Difficult market conditions and internal uncertainty at BlackRock have not hampered the performance of the fund manager’s BlackRock Equitised Long Short Fund (BELSH), which outperformed the S&P/ASX 200 Accumulation Index by 13 per cent in the year to June 30.
The fund is ranked number one over the one, two, three and ten years to June 30 by the Mercer Investment Performance Survey of Australian Shares in the Australian Shares Long/Short Sub-Universe category.
BELSH has outperformed its index by an annualised 9.6 per cent per annum – gross of fees and taxes – since it was launched in December 2001.
Mike McCorry, BlackRock’s acting-country head and head of the Australian scientific active equity team, says the fund’s performance showed that long-short investing could deliver returns in a flat to negative market.
“The portfolio construction is entirely risk controlled,” McCorry said in a telephone interview.
“When we talk about being long-short, we are being market neutral and that means we are neutralising out what happens in the overall market to focus in on the relative returns of particular stocks.”
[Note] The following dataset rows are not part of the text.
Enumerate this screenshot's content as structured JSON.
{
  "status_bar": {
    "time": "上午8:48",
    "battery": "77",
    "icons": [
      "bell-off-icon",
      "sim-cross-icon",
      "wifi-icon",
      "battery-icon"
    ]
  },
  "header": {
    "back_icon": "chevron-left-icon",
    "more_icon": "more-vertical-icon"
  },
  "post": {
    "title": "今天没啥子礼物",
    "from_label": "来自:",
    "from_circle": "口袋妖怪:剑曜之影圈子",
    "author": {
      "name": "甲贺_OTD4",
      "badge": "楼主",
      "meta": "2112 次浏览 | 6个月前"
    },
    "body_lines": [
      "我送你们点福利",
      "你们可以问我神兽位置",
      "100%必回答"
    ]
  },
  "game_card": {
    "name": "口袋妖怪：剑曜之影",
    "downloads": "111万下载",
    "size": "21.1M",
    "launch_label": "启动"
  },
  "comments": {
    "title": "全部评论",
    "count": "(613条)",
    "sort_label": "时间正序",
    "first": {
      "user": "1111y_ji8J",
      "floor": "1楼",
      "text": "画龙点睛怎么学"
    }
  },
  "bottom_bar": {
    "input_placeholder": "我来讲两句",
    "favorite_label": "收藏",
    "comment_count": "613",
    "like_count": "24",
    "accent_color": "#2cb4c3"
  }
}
The attraction of market neutrality
McCorry said the fund, which now managed around $500 million across the institutional and newer retail components, had attracted increased attention from institutions over the last year.
“People are looking at the volatility and when they see a market-neutral strategy that can deliver in up and down times, that is pretty attractive,” he said.
While the personnel on the investment team had “changed over time,” McCorry attributed the fund’s performance to the “methodology and not the people.”
The fund looks at sectors and identifies stocks that BlackRock believes will outperform others in the sector.
Currently, for example, the fund remains bullish on Rio Tinto, a stock that has been in the doldrums of late because the miner has a diversified portfolio and is a producer rather than an explorer.
In the energy sector, the fund is more positive about Woodside compared with companies such as Origin and Santos because Woodside has completed more of its capital expenditure on new projects.
BlackRock launched the retail version of the fund, the BlackRock Australia Equity Opportunity Fund (BAEOF), in September.
BAEOF has received highly recommended ratings from Zenith Investment Partners and a four-star rating from Standard & Poors.